VNX-SEC-001 – AWS Access Key ID

Overview

This rule detects AWS access key IDs matching the AKIA[0-9A-Z]{16} pattern hardcoded anywhere in source files. AWS access key IDs are one half of the credential pair used for programmatic access to AWS services; combined with the corresponding secret access key (detected by VNX-SEC-003), they grant full API access to whatever IAM permissions the key owner holds. Hardcoding them in source code puts them at risk of exposure through public repositories, code review tools, or log files.

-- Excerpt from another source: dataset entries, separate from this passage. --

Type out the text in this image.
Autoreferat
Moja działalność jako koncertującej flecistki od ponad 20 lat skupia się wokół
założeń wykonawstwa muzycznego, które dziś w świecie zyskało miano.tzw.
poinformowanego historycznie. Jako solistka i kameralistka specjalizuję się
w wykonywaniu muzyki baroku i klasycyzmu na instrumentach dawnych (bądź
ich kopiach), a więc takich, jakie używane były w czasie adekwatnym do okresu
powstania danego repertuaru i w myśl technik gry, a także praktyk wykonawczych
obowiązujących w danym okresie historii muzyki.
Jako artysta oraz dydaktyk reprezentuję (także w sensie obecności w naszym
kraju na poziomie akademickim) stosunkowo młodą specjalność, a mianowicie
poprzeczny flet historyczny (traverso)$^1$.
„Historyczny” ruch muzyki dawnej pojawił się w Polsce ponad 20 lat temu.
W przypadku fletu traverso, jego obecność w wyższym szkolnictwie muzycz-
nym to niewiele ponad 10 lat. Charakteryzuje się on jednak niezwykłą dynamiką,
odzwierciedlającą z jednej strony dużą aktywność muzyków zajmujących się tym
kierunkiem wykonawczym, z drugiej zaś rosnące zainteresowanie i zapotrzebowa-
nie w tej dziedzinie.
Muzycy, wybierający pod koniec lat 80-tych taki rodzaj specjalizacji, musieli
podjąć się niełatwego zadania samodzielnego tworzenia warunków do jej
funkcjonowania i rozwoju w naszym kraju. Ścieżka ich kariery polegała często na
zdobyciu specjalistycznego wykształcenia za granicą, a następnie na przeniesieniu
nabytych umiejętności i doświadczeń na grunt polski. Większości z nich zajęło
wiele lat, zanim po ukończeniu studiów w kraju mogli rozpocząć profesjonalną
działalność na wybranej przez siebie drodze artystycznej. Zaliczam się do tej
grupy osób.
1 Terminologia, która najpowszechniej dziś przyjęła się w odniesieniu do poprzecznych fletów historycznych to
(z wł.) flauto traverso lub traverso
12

Severity: Critical | CWE: CWE-798 – Use of Hard-coded Credentials | OWASP ASVS v4: V2.10.1, V2.10.4

Why This Matters

AWS access key IDs committed to a repository have been the root cause of some of the largest cloud breaches on record. Automated bots continuously scan GitHub, GitLab, and Bitbucket for AKIA prefixes; a key can be found and abused within minutes of a public push. A compromised key can be used to spin up EC2 instances for crypto mining, exfiltrate data from S3 buckets, pivot through IAM roles, or destroy an entire AWS environment. The 2019 Capital One breach and numerous smaller incidents traced back to exposed AWS credentials.

Even in private repositories, keys exposed in git history persist indefinitely. Any developer or CI system with read access to the repo can extract credentials from old commits. GitHub Secret Scanning automatically detects AKIA prefixes and will alert you — but remediation is still required.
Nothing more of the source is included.